Tradition Meets Innovation: Rediscovering the Possibilities of Japanese Artisanship



From Friday November 3 to Monday November 6, Tokyo’s Marunouchi district hosted the 34th Traditional Crafts Month National Assembly, this year dubbed Craft Crossings in Tokyo.

This was the first Traditional Crafts Month National Assembly to be held in Tokyo. The official opening ceremony on Saturday November 4 was attended by Tokyo governor Yuriko Koike, who also made time to visit the event itself.

The opening ceremony

The traditional crafts recognized by this event are actually defined by law. The requirements are strict: among other rules, crafts must use only colors, patterns, and shapes derived from Japanese culture or daily life; they must be rooted in the regions in which they are produced; and they must be produced using techniques or technology that has existed for more than a century.

The number of craft products recognized across Japan by the Ministry of Economy, Trade and Industry under these regulations was 225 as of January 26, 2017. Once these products are investigated and confirmed to use the specified construction methods, materials, and so on, they are granted the right to use the “tradition stamp.”

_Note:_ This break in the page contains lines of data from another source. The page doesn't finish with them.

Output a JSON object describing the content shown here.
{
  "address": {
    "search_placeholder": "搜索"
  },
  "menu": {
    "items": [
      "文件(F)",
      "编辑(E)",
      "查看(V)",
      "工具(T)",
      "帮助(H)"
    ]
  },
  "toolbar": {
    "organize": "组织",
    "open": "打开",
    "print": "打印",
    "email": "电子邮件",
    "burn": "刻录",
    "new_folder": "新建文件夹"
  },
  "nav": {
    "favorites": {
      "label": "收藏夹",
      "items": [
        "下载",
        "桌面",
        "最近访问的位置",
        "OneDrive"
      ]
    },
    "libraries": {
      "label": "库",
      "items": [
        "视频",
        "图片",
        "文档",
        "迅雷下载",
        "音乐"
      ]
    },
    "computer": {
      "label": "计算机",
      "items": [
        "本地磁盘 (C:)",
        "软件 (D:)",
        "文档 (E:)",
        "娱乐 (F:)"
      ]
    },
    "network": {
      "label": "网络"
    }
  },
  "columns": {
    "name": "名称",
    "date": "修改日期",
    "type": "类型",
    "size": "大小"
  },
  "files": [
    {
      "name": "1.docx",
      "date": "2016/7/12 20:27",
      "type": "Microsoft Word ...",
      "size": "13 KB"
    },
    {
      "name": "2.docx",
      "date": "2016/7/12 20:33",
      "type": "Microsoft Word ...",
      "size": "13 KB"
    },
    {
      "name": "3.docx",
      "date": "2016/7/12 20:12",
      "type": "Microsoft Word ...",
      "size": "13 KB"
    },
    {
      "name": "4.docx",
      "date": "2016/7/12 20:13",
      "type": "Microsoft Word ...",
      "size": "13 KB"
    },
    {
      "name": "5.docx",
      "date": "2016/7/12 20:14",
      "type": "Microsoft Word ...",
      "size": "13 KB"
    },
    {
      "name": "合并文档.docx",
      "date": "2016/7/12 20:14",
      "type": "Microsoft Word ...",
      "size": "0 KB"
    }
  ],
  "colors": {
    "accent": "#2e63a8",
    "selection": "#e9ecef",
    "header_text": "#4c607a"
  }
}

The Traditional Crafts Month National Assembly is held every November, Traditional Crafts Month, in order to spread knowledge of these traditional crafts more widely. In addition to displays and sales of traditional crafts from around Japan, the event features artisanal demonstrations, hands-on workshops, and other opportunities to get closer to the fascinating world of traditional crafts.

Traditional craft products from across Japan fill the exhibition space

There were even musical performances livening up the event

Craft Crossings in Tokyo was spread across four venues this year: the Tokyo International Forum, Tokyo Building TOKIA, KITTE in JP Tower, and the Marunouchi Building. Each one offered visitors a different theme and atmosphere, and there were also musical performances, stamps to collect, and raffles. Governor Koike had said that she hoped Craft Crossings in Tokyo would “reflect the unique charms of Tokyo,” and indeed the event was notable for its many exhibitions and attractions with “Tokyo” or “Edo” as their theme.

From left: French patissier Pierre Hermé; Tokyo governor Yuriko Koike; Mitsuharu Kurokawa, Executive Director of Toraya; and Kimio Nonaga, Master Chef at Nihonbashi Yukari

But Craft Crossings in Tokyo wasn’t the only event to be held in the Marunouchi Building that weekend—The Edo-Tokyo Kirari Project also put on a show.

The Edo-Tokyo Kirari Project is designed to highlight artisanship and products rooted in the traditions of Edo-Tokyo as representative Tokyo brands, showcasing their value and appeal to the rest of Japan. Divided into the three fields of clothing, food, and living, for this event the project had an exhibition for each field as well as a panel discussion on cuisine entitled “Edo-Tokyo ingredients and techniques.”

Governor Koike, originator of The Edo-Tokyo Kirari Project, hosted the panel, with the other two participants being Pierre Hermé—of Pierre Hermé Paris, a tremendously popular confectioner in Japan as well—and Mitsuharu Kurokawa of the well-known wagashi company Toraya.

After discussion on the themes of “tradition and innovation,” “the appeal and possibilities of Tokyo cuisine,” and “ingredients made in Tokyo,” Hermé and Kurokawa both introduced sweets they had made using Tokyo ingredients.

Hermé’s choux à la crème as they appeared on the monitors

First were Hermé’s choux à la crème made using passionfruit from the Ogasawara Islands (which are administratively part of Tokyo).

Next came Kurokawa’s hanabiramochi, which use burdock root grown in Takinogawa, Kita Ward.

Kimio Nonaga, member of the Japanese Culinary Academy and third in the line of master chefs at the Japanese restaurant Nihonbashi Yukari, also made an appearance to display his “Edokko pudding,” made with eggs, milk, and rice from Tokyo.

Governor Koike is all smiles at the tasting

After trying the three sweets together, Governor Koike, Hermé, and Kurokawa could proudly report that Tokyo cuisine was as delicious as expected.

Even as the event closed its doors, enthusiasm for Japanese monozukuri (artisanship or manufacturing) and the charms of Edo-Tokyo remained at its height. By interpreting the notion of tradition through monozukuri, food, and other fields, Craft Crossing in Tokyo offered an opportunity to see its appeal with new eyes. We look forward to the emergence of new and innovative products and services that respect and build on the traditions of Japan.